Resumo DOUTRINA — 2026-05-29 Atualização da madrugada. - O Crime de Hermenêutica e o Paradoxo Insolúvel: a interpretação conforme da ADI 7.236 e o risco de retrocesso ao Direito Administrativo do Inimigo

Atualizado na madrugada de 29/05/2026 às 04:03.

O Crime de Hermenêutica e o Paradoxo Insolúvel: a interpretação conforme da ADI 7.236 e o risco de retrocesso ao Direito Administrativo do Inimigo

DOUTRINA

Nos últimos anos, a análise dos crimes de hermenêutica e suas implicações no Direito Administrativo têm suscitado debates acalorados entre os estudiosos da matéria. O presente artigo busca elaborar uma análise crítica sobre a recente decisão do Supremo Tribunal Federal (STF) na Ação Direta de Inconstitucionalidade (ADI) 7.236, que abordou a interpretação conforme ao § 8º do art. 1º da Lei de Improbidade Administrativa (LIA), introduzida pela Lei 14.230/2021. O objetivo é discutir o conceito de crime de hermenêutica, suas correntes divergentes e a aplicação prática dessa interpretação na seara do Direito Administrativo.

Desenvolvimento Teórico

O crime de hermenêutica é um conceito que se refere à responsabilização de agentes públicos por interpretações equivocadas das normas jurídicas.
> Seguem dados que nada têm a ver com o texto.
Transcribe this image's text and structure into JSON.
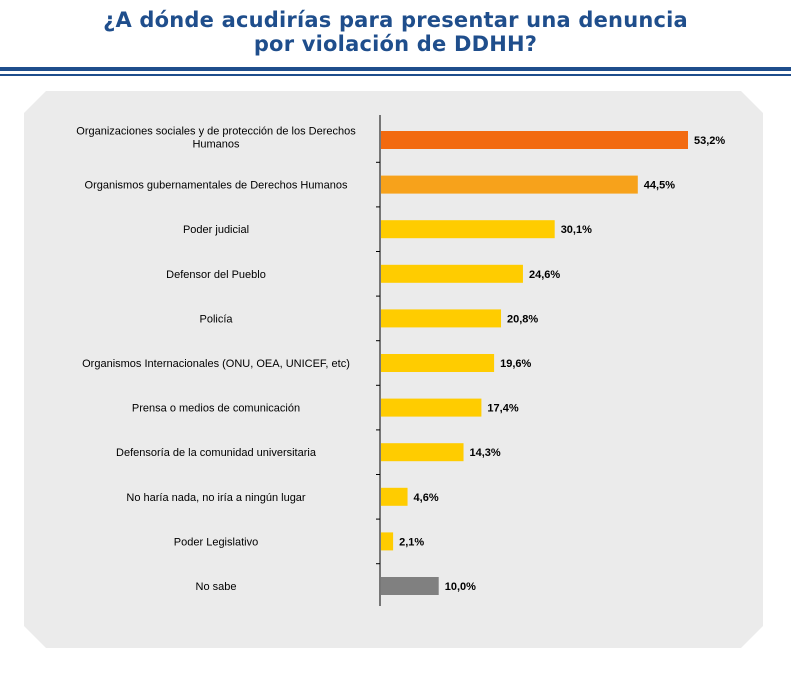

A corrente majoritária defende que a hermenêutica deve ser um exercício de interpretação que respeite os princípios constitucionais, evitando a responsabilização por erro de interpretação sem dolo. Contudo, a decisão do STF na ADI 7.236, que admite a caracterização da improbidade por erro grosseiro, mesmo sem dolo, levanta um paradoxo. A Lei 14.230/2021 veda expressamente a responsabilização culposa, o que gera uma tensão entre a interpretação do STF e a legislação vigente.

Aplicação Jurisprudencial

A decisão do STF, ao declarar a constitucionalidade do § 8º da LIA com a interpretação conforme, impacta diretamente no ambiente sancionatório. A jurisprudência tende a se alinhar com a posição do STF, o que pode resultar em um recrudescimento das sanções administrativas e uma incerteza sobre os limites da responsabilidade dos agentes públicos. A aplicação desses conceitos na prática pode gerar um clima de insegurança, onde os gestores públicos podem se sentir inibidos em tomar decisões por medo de sanções, o que pode comprometer a eficiência da administração pública.

Conclusão Técnica

A análise da ADI 7.236 revela um dilema significativo no campo da hermenêutica jurídica. A introdução da possibilidade de responsabilização por erro grosseiro, sem dolo, reabre um debate sobre a segurança jurídica e a proteção dos agentes públicos. É imprescindível que o legislador e o Judiciário revisitem os princípios que regem a responsabilização na administração pública, a fim de evitar retrocessos que possam comprometer o Estado de Direito e a efetividade das políticas públicas. Portanto, a evolução da jurisprudência e a interpretação das normas devem ser realizadas com cautela, preservando os direitos fundamentais e a segurança jurídica.